Single by B'z

from the album Green
- Released: June 5, 2002
- Genre: Hard rock
- Label: Vermillion Records
- Songwriter(s): Koshi Inaba, Tak Matsumoto
- Producer(s): Tak Matsumoto

B'z singles chronology
| "Gold" (2001) | "Atsuki Kodō no Hate" (2002) | "It's Showtime!!" (2003) |

= Atsuki Kodō no Hate =

"Atsuki Kodō no Hate" (熱き鼓動の果て) is the thirty-third single by B'z, released on June 5, 2002. This song is one of B'z many number-one singles on the Oricon chart.
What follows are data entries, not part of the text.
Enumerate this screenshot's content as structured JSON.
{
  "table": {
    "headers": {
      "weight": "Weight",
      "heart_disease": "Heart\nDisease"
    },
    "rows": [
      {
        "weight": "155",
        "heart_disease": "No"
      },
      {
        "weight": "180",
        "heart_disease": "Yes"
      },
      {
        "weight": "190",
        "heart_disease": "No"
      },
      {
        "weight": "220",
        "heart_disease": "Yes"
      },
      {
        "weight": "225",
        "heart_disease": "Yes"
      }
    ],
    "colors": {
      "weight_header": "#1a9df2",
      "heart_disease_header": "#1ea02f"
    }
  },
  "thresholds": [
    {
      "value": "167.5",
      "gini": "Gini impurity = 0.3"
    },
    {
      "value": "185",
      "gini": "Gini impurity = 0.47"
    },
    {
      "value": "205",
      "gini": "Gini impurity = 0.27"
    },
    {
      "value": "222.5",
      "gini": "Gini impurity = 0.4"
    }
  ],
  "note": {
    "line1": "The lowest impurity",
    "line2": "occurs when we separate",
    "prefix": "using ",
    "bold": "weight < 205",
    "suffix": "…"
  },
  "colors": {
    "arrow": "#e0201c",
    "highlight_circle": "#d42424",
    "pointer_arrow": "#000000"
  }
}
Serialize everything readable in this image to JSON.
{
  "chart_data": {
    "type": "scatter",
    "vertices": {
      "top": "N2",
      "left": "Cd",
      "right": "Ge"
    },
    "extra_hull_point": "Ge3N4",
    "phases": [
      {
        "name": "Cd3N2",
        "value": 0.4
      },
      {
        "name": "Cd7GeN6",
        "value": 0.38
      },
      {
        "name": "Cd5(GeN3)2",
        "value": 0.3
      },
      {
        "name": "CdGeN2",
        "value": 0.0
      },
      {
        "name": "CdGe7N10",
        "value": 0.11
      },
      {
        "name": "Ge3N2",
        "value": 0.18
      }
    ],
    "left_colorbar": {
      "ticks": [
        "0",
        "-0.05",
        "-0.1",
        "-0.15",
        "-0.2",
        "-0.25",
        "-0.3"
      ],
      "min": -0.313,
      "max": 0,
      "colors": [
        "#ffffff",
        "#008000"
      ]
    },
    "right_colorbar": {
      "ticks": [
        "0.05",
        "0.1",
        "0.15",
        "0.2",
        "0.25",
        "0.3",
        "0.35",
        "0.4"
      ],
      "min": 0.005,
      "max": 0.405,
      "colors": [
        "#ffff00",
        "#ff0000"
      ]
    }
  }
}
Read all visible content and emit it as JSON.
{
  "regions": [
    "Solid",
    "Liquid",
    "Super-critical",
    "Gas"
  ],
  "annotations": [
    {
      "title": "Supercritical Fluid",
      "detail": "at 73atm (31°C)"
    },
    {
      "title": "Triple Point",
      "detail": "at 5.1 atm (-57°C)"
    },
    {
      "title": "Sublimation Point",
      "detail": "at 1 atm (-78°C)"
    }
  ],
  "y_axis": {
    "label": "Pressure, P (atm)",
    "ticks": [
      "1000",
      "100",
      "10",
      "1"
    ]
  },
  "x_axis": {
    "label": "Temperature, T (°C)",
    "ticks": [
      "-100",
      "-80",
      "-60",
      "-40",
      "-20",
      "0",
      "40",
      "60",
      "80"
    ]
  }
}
The song was featured in the arcade drumming game Taiko no Tatsujin and also on the Nintendo DS rhythm game Osu! Tatakae! Ouendan.

== Promotion ==
It was used by TV Asahi as the theme song of the TV Asahi Network Sports, Pan Pacific Swimming Yokohama 2002, and WRC World Rally. In Brazil, it was also used by Rede Bandeirantes as the theme song of the FIFA World Cup Qatar 2022, which is played during the tournament.

== Track listing ==
1. "Atsuki Kodō no Hate" (熱き鼓動の果て)
2. "Yoru yo Akenaide" (夜よ明けないで)
3. "Idomeyo Hakanai Konotoki ni" (挑めよ儚いこの時に)

== Personnel ==
- Tak Matsumoto – electric guitar
- Koshi Inaba – lead vocals
- Hideo Yamaki – drums (on track 1)
- Shane Gaalaas – drums (on track 2)
- Akihito Tokunaga – bass guitar (on tracks 1 and 3)
- Billy Sheehan – bass guitar (on track 2)
- Daisuke Ikeda – arrangement

== Certifications ==

| Region | Certification | Certified units/sales |
| Japan (RIAJ) | Platinum | 400,000^{^} |
^{^} Shipments figures based on certification alone.